CVM regulamenta Crowdfunding de Investimento

A Comissão de Valores Mobiliários (CVM) editou a instrução CVM 558, que vai regular as ofertas públicas de empresas de pequeno porte por meio da plataforma eletrônica de investimento participativo.  O Crowdfunding de investimento é uma alternativa inovadora para o financiamento de empreendedores.
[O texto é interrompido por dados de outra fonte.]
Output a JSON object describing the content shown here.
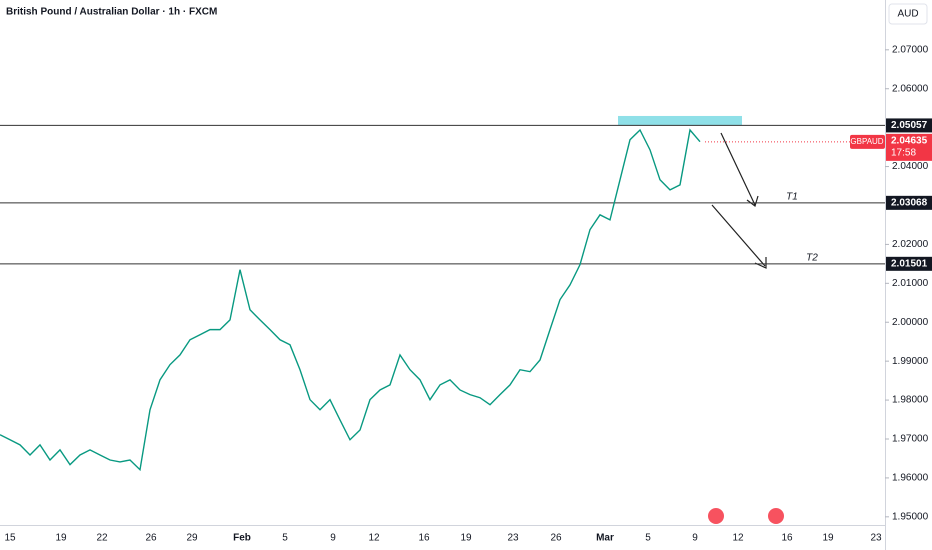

A expectativa do mercado é que a nova modalidade de financiamento ajude a democratizar o acesso aos recursos do mercado de capitais. “A CVM considera que a segurança jurídica trazida pela nova norma pode alavancar o sucesso no País, permitindo a captação de recursos de modo ágil, simplificado e com amplo alcance a investidores por meio do uso da internet”, relatou Leonardo Pereira, presidente da CVM. 

 

A nova regulamentação permite que empresas com receita anual de até R$ 10 milhões de reais realizem ofertas por meio de financiamento coletivo na internet com dispensa automática de registro de oferta e de emissor na CVM. Para proteger os investidores, uma das condições é que este tipo de oferta somente ocorra por meio de plataformas que passarão pelo processo de autorização junto à Autarquia. O valor alvo máximo da oferta deve ser de R$ 5 milhões, e o prazo de captação não superior a 180 dias.

 

A relevância do tema se refletiu em um grande número de participantes da audiência pública que antecedeu e embasou a edição da norma. A CVM acatou diversas manifestações apresentadas na audiência pública e acredita que a norma é um resultado de um amplo debate travado durante os últimos anos com as plataformas e demais participantes do mercado.

 

A Instrução 588 prevê também a flexibilização do modelo dos sindicatos de investimento participativo, facultando aos participantes a possibilidade de estruturação de veículos de investimento. Ela também autoriza as plataformas a cobrarem taxas de performance dos investidores, em caso de sucesso dos empreendimentos. "As plataformas conduzirão as ofertas de acordo com o balizamento estabelecido pela norma e não haverá análise e autorização prévia por parte da CVM. As plataformas são os gatekeepers e devem garantir que os procedimentos estabelecidos sejam cumpridos. A CVM supervisionará as plataformas", explicou Dov Rawet, superintendente de registro de valores mobiliários (SRE).